Several old guards from the SDF, who did not get a ticket to contest polls this time, may also spell a trouble for Chamling.

Advertisement

Chamling, however, brushes aside the buzz of internal hustle, saying, there are “teething problems” wherever any new work begins.

The simultaneous elections in Sikkim will be a close-fought one with the SDF and the SKM pitted against each other, says Gangtok-based senior journalist Kundan Kumar.

“Besides caste and identity politics, which the hallmark in the state--in which the population is divided into three main ethnic communities of the Nepali, Bhutia and Lepcha –restless and marginalized Sikkim’s youngsters, who are mostly seen rallying with the SKM, will spell trouble for Chamling,” says Kumar.

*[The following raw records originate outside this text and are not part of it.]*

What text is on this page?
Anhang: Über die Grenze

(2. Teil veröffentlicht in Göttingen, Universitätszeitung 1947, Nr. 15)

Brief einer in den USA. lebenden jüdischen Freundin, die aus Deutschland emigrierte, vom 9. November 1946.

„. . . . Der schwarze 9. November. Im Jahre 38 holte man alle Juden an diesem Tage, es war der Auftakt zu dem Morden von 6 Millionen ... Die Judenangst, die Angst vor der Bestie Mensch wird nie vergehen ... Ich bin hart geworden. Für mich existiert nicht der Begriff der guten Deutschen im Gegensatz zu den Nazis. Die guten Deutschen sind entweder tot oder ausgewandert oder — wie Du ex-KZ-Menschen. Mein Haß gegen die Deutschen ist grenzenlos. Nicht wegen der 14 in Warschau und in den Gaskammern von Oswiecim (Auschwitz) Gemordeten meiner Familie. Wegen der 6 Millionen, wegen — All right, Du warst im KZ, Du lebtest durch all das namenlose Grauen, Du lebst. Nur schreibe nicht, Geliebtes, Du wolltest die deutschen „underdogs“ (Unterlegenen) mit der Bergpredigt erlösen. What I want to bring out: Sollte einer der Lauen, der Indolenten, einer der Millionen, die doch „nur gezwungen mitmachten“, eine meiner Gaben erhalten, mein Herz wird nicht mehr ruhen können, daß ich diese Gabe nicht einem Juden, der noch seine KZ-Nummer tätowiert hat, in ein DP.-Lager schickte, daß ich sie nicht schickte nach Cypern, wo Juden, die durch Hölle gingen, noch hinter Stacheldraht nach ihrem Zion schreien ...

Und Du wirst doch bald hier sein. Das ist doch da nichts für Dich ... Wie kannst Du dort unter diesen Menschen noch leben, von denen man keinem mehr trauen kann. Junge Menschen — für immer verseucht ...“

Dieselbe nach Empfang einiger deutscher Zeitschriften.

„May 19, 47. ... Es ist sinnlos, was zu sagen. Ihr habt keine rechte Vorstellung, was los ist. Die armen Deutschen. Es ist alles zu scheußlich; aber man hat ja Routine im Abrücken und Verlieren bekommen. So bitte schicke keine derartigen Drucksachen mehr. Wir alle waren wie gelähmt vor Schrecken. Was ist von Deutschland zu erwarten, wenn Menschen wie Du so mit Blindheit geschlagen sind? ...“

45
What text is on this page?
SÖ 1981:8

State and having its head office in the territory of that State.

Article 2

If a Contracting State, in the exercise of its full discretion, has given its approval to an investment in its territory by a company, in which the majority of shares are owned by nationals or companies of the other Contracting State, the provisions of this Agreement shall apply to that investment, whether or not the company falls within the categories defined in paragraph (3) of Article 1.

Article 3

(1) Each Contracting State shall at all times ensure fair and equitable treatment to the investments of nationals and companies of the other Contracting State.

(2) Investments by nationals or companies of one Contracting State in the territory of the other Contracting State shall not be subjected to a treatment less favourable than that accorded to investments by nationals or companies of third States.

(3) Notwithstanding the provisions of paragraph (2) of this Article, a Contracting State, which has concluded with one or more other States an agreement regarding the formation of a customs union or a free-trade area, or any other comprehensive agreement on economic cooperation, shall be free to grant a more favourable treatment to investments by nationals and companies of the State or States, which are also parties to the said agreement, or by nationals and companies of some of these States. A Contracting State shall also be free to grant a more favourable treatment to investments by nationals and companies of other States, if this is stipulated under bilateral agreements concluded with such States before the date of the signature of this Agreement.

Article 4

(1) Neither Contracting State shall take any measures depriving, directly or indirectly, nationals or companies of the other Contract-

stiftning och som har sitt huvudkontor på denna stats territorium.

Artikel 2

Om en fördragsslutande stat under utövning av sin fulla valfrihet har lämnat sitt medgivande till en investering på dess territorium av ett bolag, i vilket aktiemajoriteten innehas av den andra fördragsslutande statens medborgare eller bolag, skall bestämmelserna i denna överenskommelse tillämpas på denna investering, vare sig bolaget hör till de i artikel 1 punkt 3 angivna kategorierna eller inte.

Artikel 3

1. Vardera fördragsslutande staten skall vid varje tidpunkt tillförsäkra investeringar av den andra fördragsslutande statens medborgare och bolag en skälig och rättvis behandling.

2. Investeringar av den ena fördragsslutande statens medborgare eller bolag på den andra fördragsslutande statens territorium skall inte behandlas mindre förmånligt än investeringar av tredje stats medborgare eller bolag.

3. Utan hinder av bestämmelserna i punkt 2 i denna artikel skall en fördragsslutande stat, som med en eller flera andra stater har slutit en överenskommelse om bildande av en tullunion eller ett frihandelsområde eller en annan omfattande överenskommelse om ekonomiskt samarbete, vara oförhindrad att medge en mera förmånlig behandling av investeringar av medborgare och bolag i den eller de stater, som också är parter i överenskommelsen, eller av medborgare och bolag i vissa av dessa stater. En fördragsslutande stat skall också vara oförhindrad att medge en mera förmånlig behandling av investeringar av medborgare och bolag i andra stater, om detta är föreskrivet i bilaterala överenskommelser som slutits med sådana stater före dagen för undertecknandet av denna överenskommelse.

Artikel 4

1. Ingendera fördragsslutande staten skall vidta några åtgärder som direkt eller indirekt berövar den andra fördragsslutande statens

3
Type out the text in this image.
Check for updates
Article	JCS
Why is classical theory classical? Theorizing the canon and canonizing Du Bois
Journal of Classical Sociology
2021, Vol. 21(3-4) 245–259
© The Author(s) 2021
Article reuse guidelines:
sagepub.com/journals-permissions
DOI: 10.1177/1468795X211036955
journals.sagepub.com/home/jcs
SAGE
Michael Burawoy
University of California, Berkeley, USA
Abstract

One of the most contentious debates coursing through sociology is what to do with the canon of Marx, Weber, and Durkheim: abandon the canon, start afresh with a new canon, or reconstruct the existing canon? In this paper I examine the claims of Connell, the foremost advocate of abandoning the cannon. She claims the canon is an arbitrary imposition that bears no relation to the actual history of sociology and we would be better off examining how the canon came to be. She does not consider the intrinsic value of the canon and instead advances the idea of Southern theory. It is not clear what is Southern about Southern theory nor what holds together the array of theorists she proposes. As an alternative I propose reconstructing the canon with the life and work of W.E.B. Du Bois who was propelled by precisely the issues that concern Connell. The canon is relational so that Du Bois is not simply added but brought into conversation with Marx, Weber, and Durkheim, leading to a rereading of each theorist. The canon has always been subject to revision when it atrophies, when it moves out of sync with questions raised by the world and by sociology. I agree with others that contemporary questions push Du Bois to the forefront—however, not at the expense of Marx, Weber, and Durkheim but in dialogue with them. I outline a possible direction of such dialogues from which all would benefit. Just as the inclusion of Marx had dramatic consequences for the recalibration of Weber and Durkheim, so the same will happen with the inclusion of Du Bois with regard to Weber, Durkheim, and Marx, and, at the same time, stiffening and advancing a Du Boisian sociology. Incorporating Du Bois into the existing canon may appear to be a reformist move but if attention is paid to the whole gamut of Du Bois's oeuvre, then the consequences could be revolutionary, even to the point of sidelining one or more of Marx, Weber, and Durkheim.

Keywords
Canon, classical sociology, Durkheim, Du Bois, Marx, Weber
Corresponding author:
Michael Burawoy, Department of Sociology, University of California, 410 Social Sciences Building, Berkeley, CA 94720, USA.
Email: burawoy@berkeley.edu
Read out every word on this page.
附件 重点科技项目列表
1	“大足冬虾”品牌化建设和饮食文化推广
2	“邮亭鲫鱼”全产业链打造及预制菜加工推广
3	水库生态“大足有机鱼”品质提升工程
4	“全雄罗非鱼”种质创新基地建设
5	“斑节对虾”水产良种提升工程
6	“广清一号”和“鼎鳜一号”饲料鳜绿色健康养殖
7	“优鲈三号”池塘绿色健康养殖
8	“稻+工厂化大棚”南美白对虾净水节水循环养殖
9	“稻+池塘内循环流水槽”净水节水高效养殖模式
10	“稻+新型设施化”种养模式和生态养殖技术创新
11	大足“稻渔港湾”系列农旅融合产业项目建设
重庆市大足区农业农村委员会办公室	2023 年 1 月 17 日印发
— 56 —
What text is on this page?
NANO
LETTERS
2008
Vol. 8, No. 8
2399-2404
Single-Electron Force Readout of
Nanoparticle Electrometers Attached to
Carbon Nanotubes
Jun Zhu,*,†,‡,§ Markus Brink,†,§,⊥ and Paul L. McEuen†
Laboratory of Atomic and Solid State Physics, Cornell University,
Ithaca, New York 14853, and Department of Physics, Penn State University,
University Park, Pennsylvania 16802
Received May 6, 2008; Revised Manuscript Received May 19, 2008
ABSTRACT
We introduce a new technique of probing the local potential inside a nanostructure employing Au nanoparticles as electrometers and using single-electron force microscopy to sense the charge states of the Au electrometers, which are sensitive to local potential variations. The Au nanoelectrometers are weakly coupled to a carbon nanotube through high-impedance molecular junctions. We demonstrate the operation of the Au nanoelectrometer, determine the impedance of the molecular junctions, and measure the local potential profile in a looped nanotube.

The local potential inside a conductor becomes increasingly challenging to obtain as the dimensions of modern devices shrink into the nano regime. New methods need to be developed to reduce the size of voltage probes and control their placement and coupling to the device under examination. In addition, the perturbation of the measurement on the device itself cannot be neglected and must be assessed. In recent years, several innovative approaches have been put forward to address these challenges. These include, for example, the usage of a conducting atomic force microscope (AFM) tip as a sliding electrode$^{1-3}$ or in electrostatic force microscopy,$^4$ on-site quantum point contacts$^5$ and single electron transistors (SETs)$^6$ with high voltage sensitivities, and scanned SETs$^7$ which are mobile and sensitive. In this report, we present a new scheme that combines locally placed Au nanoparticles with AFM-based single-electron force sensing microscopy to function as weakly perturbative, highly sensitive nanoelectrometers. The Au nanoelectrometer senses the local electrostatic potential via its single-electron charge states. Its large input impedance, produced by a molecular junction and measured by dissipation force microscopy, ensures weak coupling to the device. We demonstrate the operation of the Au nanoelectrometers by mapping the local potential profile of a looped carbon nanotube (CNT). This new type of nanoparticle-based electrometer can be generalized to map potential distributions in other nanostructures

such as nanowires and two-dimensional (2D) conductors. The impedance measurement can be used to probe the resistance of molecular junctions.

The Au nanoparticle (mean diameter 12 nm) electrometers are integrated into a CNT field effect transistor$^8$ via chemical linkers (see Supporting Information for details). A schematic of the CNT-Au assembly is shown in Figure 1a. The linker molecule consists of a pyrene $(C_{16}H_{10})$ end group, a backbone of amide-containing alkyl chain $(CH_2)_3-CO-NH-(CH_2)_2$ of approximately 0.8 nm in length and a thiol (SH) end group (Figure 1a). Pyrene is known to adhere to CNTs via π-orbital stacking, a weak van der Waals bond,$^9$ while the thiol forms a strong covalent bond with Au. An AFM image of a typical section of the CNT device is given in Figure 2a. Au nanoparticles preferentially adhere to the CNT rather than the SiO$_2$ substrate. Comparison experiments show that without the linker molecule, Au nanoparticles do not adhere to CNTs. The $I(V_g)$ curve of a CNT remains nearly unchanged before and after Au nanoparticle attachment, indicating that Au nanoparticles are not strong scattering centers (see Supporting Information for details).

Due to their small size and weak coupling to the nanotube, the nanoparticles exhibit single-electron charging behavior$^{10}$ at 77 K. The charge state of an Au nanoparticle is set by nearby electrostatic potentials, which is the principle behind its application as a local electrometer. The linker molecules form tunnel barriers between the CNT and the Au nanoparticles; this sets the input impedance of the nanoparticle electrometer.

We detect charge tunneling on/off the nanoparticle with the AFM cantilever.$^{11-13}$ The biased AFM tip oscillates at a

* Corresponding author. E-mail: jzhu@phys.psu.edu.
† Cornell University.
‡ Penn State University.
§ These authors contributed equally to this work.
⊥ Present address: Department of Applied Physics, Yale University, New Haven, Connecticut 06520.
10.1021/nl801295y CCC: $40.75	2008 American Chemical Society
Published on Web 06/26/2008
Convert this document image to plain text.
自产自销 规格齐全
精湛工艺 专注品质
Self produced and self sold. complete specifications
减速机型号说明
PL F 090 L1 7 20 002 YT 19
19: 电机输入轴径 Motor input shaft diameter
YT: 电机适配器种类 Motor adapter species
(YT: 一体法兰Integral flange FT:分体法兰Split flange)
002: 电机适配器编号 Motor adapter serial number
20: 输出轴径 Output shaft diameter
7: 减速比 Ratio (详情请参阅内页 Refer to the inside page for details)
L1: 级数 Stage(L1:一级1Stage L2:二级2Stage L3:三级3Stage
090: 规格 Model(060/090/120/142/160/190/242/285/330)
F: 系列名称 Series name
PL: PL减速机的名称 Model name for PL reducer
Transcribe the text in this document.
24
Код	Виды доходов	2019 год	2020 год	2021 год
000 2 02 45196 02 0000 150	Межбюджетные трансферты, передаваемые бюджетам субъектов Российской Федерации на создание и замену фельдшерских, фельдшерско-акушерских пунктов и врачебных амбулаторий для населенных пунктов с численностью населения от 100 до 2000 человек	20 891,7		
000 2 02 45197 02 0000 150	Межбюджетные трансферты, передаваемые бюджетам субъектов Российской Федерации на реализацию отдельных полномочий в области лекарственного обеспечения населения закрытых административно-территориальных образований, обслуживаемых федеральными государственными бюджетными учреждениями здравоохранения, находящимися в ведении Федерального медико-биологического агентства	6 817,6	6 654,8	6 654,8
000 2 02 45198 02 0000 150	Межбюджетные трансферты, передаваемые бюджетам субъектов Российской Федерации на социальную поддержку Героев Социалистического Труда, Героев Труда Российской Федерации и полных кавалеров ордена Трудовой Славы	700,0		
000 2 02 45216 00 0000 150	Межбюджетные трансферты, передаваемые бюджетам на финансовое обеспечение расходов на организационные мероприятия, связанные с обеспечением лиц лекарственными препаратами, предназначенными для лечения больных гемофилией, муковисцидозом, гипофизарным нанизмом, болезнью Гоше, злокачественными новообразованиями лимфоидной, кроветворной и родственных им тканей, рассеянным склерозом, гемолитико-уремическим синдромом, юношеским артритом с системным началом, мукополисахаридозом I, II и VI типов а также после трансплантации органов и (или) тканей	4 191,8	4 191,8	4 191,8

While Chamling says the SDF has brought in fresh new faces “as the party is undergoing creative parivartan (change) to prepare for a new leadership for the future,” both Golay and Bhutia say they want partivartan from what they say is the “corrupt regime” of the SDF.

Advertisement

Chamling, who started his political career at the age of 32 is facing the toughest political challenge. Can he turn the anti-incumbency tide? The answer will be sealed in EVMs on April 11, when the mountain state goes to polls.